Eri's Sister Made Waits At The Altar
Prescribed Offerings Entice Gods & Appease Spirits
Eri's Sister Made (L) & Eri (R)
Again, preparations for one’s Oton require a great deal of effort and planning. Today, I had a chance to sit with Eri and ask in greater detail what was involved in preparing for her ceremony last Saturday night. Being that this Oton also coincided with the occurrence of the full moon, the date was even more auspicious and requiring special offerings. Having been around her house often last week, I took note that she was busy much of the time running around purchasing or preparing offerings as detailed by the high priest, with whom she also had spent much time consulting on the proper protocols & paraphernalia rituali required for the event. Eri explained to me that holy water from four sources directly related to her various family & village temples had to be gathered and that it was best if it was gathered fresh and no more than one day old at the time the ceremony was held in order to retain it’s strongest potency. In addition to that, holy water from at least ten other holy springs around the island must also be gathered and available for the ceremony. There were also at least ten different types of incredibly complex and stunningly beautiful offerings made of food, fruit, rice, flowers, incense, etc. necessary to appease Gods and lower ground spirits in order to insure a proper cleansing for the coming year. Add to that an elaborate ceremony by the high priest involving copious amounts of said holy water, the hand gestures of magic mudras and the chanting of mantras, interspersed with the ringing of bells, the waving of sheaths of rice, a dowsing of water by the high priest and also by Eri’s husband, who after dumping a bucket of the sacred liquid over his wife’s head, turned to the priest, smiled like a cheshire cat and said enthusiastically in Balinese: “Matur Suksma... Lagi?” (“Thank you very much... Again?”). The assembled faithful, high priest included, burst out laughing. 

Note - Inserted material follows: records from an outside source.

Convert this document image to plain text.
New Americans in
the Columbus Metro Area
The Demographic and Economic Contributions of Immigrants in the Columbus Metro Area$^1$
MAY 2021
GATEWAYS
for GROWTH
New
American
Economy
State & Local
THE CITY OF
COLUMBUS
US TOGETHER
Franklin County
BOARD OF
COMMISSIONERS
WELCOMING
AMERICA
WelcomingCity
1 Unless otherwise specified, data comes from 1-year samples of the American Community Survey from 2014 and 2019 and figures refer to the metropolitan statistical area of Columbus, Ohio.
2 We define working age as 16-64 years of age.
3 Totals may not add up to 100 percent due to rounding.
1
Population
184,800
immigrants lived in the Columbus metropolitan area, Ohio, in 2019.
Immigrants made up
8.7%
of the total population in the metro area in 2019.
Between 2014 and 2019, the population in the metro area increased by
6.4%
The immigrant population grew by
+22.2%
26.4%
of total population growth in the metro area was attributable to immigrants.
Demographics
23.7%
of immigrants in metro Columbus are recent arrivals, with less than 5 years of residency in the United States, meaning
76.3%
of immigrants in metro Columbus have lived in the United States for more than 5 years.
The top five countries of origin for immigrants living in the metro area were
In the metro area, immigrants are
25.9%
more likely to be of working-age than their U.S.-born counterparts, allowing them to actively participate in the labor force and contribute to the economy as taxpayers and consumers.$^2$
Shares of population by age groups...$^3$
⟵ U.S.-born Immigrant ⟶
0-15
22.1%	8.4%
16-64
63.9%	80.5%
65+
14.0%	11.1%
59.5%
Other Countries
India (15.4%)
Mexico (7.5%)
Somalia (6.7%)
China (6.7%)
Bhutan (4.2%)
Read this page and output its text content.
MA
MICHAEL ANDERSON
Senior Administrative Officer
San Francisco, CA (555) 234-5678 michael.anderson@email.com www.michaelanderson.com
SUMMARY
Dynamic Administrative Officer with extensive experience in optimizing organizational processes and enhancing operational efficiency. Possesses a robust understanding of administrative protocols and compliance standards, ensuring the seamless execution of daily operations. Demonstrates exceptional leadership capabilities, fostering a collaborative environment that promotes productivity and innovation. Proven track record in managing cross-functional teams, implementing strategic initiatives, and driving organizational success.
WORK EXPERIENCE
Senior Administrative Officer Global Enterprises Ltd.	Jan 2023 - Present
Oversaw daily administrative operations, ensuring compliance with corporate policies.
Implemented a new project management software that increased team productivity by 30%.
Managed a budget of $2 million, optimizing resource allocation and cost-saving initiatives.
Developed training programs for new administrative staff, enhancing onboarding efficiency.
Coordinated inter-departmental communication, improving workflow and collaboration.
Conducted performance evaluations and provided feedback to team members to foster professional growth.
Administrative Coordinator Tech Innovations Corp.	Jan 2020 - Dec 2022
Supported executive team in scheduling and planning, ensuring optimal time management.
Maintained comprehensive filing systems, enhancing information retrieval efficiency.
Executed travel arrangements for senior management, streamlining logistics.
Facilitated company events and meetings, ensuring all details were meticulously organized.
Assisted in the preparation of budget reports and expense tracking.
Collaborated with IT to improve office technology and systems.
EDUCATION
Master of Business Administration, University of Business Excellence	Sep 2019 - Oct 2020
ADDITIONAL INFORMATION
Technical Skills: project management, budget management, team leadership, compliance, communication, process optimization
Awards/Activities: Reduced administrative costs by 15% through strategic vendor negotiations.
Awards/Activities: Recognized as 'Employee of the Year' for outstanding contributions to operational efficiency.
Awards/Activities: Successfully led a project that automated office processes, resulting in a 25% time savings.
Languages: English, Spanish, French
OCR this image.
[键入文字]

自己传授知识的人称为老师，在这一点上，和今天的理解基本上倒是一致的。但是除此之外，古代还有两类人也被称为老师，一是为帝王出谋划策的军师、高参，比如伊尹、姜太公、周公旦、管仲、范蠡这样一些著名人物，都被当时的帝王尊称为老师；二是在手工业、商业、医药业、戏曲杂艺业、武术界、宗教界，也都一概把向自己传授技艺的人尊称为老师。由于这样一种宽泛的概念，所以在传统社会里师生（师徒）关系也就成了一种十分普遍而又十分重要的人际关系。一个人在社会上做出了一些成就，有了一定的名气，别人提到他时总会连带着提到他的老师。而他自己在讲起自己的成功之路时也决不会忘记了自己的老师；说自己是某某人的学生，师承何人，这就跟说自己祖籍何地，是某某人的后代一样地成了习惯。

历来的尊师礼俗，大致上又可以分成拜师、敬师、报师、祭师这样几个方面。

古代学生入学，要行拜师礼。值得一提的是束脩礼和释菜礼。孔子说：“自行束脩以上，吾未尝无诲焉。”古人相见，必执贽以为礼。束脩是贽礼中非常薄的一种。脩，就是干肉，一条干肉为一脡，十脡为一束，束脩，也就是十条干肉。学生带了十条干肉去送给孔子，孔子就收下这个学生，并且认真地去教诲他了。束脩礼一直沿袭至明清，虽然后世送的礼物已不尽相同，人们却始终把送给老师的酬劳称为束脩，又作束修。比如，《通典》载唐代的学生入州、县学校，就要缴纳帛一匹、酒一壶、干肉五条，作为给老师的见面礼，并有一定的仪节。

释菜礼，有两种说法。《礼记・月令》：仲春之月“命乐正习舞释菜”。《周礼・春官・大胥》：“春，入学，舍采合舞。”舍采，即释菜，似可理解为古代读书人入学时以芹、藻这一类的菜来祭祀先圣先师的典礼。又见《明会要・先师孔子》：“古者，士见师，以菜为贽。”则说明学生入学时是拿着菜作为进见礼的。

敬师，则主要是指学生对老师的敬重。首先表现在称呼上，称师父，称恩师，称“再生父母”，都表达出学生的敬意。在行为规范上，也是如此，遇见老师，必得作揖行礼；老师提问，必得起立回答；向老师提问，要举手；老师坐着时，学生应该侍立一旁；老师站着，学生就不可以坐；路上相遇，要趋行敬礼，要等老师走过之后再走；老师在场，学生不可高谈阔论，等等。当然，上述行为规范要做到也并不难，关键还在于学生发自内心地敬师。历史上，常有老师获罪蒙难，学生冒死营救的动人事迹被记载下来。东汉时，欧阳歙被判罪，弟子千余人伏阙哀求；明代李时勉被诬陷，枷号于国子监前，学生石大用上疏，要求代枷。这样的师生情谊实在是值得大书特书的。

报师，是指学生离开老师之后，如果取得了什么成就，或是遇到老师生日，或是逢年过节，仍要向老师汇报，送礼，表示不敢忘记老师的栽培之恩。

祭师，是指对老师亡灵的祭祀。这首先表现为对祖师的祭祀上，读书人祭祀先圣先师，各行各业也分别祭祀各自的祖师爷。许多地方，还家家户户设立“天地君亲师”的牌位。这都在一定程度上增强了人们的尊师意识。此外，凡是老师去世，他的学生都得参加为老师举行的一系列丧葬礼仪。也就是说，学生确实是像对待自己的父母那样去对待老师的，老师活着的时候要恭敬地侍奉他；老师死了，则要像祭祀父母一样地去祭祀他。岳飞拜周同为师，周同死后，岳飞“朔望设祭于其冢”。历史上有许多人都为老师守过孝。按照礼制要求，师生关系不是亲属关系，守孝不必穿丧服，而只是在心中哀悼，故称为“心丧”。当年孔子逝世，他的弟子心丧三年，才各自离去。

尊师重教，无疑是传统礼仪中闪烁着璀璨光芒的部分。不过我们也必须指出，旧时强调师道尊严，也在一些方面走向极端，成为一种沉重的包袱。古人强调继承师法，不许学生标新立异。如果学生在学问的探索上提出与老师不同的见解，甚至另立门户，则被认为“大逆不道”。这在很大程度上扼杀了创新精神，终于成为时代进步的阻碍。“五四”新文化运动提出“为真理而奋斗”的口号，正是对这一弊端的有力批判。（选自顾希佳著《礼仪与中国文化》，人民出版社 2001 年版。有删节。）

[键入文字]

Eri Flogged Blessed With Sheaves of Rice & Palm Leaf
A Ritual Drenching
Eri & Roy
Sisters
Made
As for the lighting conditions for the evening, it was well past 9:00pm when the event got rolling. We were assembled at the high priest’s home compound in Ubud, at his ritual altar in the rear of the compound, lit only by a dim florescent tube and a single bulb of perhaps 40 watts, deplorable conditions for decent photo-making but perhaps the Gods like to keep things on dark. No flash was used, camera hand-held using the fastest glass in my bag, f2.8 in most cases and an ISO setting of Hi-2 or roughly 3600asa. My old D2x would have been useless in these conditions, rendering images so noisy and spotted that they would be virtually useless unless converted to black & white and even then, there would have been extreme, pronounced grain in the final images. 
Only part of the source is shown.